Sosyalizmi içimizde yeşerttiğimiz, soluk alıp verdiğimiz yıllardı.
O yanar döner karanlığın şaşkınlığı içinde, çatlak sözleri, inatçı sesleri şairin dizelerinde görür olmuştuk.
Trajedinin o ilk senli-benli sözcükleri 30 yıl geride kalmıştı.
En sevdiklerimiz ölüyor, bizler de arkalarından yazılar yazıyorduk!
Ah benim Sevgili kardeşim, dostum, ağabeyim Demirtaş!
Bu sana yakışır bir ölüm değil biliyor musun?

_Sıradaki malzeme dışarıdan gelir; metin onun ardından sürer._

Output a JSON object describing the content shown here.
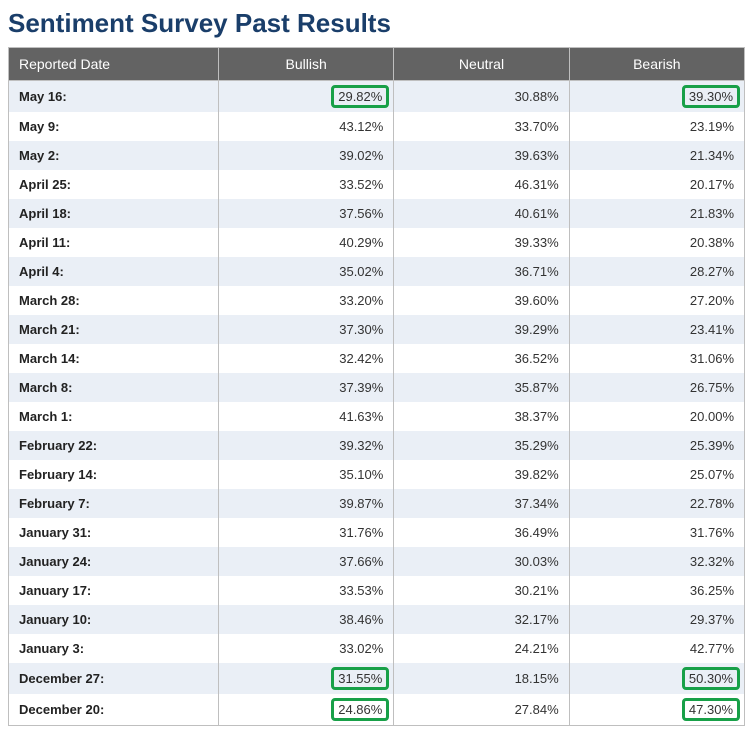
{
  "title": "Sentiment Survey Past Results",
  "columns": {
    "date": "Reported Date",
    "bullish": "Bullish",
    "neutral": "Neutral",
    "bearish": "Bearish"
  },
  "rows": [
    {
      "date": "May 16:",
      "bullish": "29.82%",
      "neutral": "30.88%",
      "bearish": "39.30%",
      "hl_bullish": true,
      "hl_bearish": true
    },
    {
      "date": "May 9:",
      "bullish": "43.12%",
      "neutral": "33.70%",
      "bearish": "23.19%"
    },
    {
      "date": "May 2:",
      "bullish": "39.02%",
      "neutral": "39.63%",
      "bearish": "21.34%"
    },
    {
      "date": "April 25:",
      "bullish": "33.52%",
      "neutral": "46.31%",
      "bearish": "20.17%"
    },
    {
      "date": "April 18:",
      "bullish": "37.56%",
      "neutral": "40.61%",
      "bearish": "21.83%"
    },
    {
      "date": "April 11:",
      "bullish": "40.29%",
      "neutral": "39.33%",
      "bearish": "20.38%"
    },
    {
      "date": "April 4:",
      "bullish": "35.02%",
      "neutral": "36.71%",
      "bearish": "28.27%"
    },
    {
      "date": "March 28:",
      "bullish": "33.20%",
      "neutral": "39.60%",
      "bearish": "27.20%"
    },
    {
      "date": "March 21:",
      "bullish": "37.30%",
      "neutral": "39.29%",
      "bearish": "23.41%"
    },
    {
      "date": "March 14:",
      "bullish": "32.42%",
      "neutral": "36.52%",
      "bearish": "31.06%"
    },
    {
      "date": "March 8:",
      "bullish": "37.39%",
      "neutral": "35.87%",
      "bearish": "26.75%"
    },
    {
      "date": "March 1:",
      "bullish": "41.63%",
      "neutral": "38.37%",
      "bearish": "20.00%"
    },
    {
      "date": "February 22:",
      "bullish": "39.32%",
      "neutral": "35.29%",
      "bearish": "25.39%"
    },
    {
      "date": "February 14:",
      "bullish": "35.10%",
      "neutral": "39.82%",
      "bearish": "25.07%"
    },
    {
      "date": "February 7:",
      "bullish": "39.87%",
      "neutral": "37.34%",
      "bearish": "22.78%"
    },
    {
      "date": "January 31:",
      "bullish": "31.76%",
      "neutral": "36.49%",
      "bearish": "31.76%"
    },
    {
      "date": "January 24:",
      "bullish": "37.66%",
      "neutral": "30.03%",
      "bearish": "32.32%"
    },
    {
      "date": "January 17:",
      "bullish": "33.53%",
      "neutral": "30.21%",
      "bearish": "36.25%"
    },
    {
      "date": "January 10:",
      "bullish": "38.46%",
      "neutral": "32.17%",
      "bearish": "29.37%"
    },
    {
      "date": "January 3:",
      "bullish": "33.02%",
      "neutral": "24.21%",
      "bearish": "42.77%"
    },
    {
      "date": "December 27:",
      "bullish": "31.55%",
      "neutral": "18.15%",
      "bearish": "50.30%",
      "hl_bullish": true,
      "hl_bearish": true
    },
    {
      "date": "December 20:",
      "bullish": "24.86%",
      "neutral": "27.84%",
      "bearish": "47.30%",
      "hl_bullish": true,
      "hl_bearish": true
    }
  ],
  "chart_data": {
    "type": "table",
    "title": "Sentiment Survey Past Results",
    "columns": [
      "Reported Date",
      "Bullish",
      "Neutral",
      "Bearish"
    ],
    "series": [
      {
        "name": "Bullish",
        "values": [
          29.82,
          43.12,
          39.02,
          33.52,
          37.56,
          40.29,
          35.02,
          33.2,
          37.3,
          32.42,
          37.39,
          41.63,
          39.32,
          35.1,
          39.87,
          31.76,
          37.66,
          33.53,
          38.46,
          33.02,
          31.55,
          24.86
        ]
      },
      {
        "name": "Neutral",
        "values": [
          30.88,
          33.7,
          39.63,
          46.31,
          40.61,
          39.33,
          36.71,
          39.6,
          39.29,
          36.52,
          35.87,
          38.37,
          35.29,
          39.82,
          37.34,
          36.49,
          30.03,
          30.21,
          32.17,
          24.21,
          18.15,
          27.84
        ]
      },
      {
        "name": "Bearish",
        "values": [
          39.3,
          23.19,
          21.34,
          20.17,
          21.83,
          20.38,
          28.27,
          27.2,
          23.41,
          31.06,
          26.75,
          20.0,
          25.39,
          25.07,
          22.78,
          31.76,
          32.32,
          36.25,
          29.37,
          42.77,
          50.3,
          47.3
        ]
      }
    ],
    "categories": [
      "May 16",
      "May 9",
      "May 2",
      "April 25",
      "April 18",
      "April 11",
      "April 4",
      "March 28",
      "March 21",
      "March 14",
      "March 8",
      "March 1",
      "February 22",
      "February 14",
      "February 7",
      "January 31",
      "January 24",
      "January 17",
      "January 10",
      "January 3",
      "December 27",
      "December 20"
    ],
    "ylim": [
      0,
      100
    ]
  }
}
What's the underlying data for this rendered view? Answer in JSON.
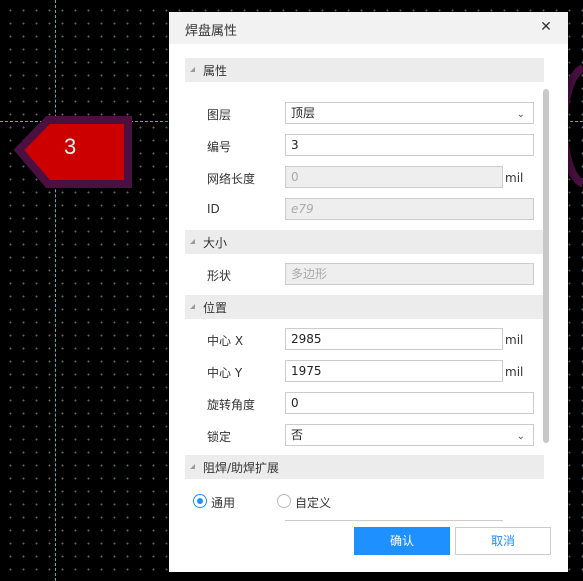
{
  "canvas": {
    "pad_number": "3",
    "pad_color": "#cc0000",
    "pad_outline_color": "#4a1040",
    "guide_color": "#3fb9b9"
  },
  "dialog": {
    "title": "焊盘属性",
    "close_icon": "close-icon",
    "sections": {
      "attributes": "属性",
      "size": "大小",
      "position": "位置",
      "mask": "阻焊/助焊扩展"
    },
    "fields": {
      "layer": {
        "label": "图层",
        "value": "顶层"
      },
      "number": {
        "label": "编号",
        "value": "3"
      },
      "net_length": {
        "label": "网络长度",
        "value": "0",
        "unit": "mil"
      },
      "id": {
        "label": "ID",
        "value": "e79"
      },
      "shape": {
        "label": "形状",
        "value": "多边形"
      },
      "center_x": {
        "label": "中心 X",
        "value": "2985",
        "unit": "mil"
      },
      "center_y": {
        "label": "中心 Y",
        "value": "1975",
        "unit": "mil"
      },
      "rotation": {
        "label": "旋转角度",
        "value": "0"
      },
      "lock": {
        "label": "锁定",
        "value": "否"
      }
    },
    "mask_options": {
      "general": "通用",
      "custom": "自定义",
      "selected": "通用"
    },
    "buttons": {
      "confirm": "确认",
      "cancel": "取消"
    },
    "accent_color": "#1e90ff"
  }
}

Sen atak, sen savaşımcı, sen sözünü esirgemeyen!
Yüreği çocukça!
Sana ölümler vız gelirdi, vız.
Bak şimdi Bebek koyunda yürürken bir meyhane arıyorum senin için. İçki içmesem de şöyle bir oturup eski günleri anımsamak için.
Belki Arif Keskiner’in Çiçek Bar’ında dostlarla... Belki yakında gideceğim İzmir’de eski arkadaşlarla...
Çeşme’ye de uğrarım senin için... Bizim Özlem ve Bülent’in Aya Yorgi’deki yerine. ..
75 yaşında da çekilip gidilir mi be Demirtaş!
Diyeceksin ki Ahmet Piriştina, Amele Erol, Nevzat Şenol, öteki dostlar genç yaşta çekip gittiler...
Şu anda elimde kitapların var...
Asya ve Çamasan...
Sis çanı çalıyor Adanalı Demirtaş!
Sayfalarını karıştırırken Velimir Hilebnikov’un dizeleri geliyor nedense aklıma...
Bir İstanbul öğleden sonrasında yazımı da yetiştirmeliyim...
“Yıldızlara bakmak uzun uzun
Bir ölüm hükmü imzalamaktan
Çok daha hoş gelir bana.
Ve çok hoş daha hoş gelir
Çiçeklerin sesini dinlemek. ”
***
Yıldızların sesini dinliyorsun sen...
Yaşama ve aşka, sevgiye dair.
İnsanlığa dair.
Puştluğun ve ikiyüzlülüğün egemen olduğu günümüzde ezilmeden, bükülmeden yaşamı kucakladığın için.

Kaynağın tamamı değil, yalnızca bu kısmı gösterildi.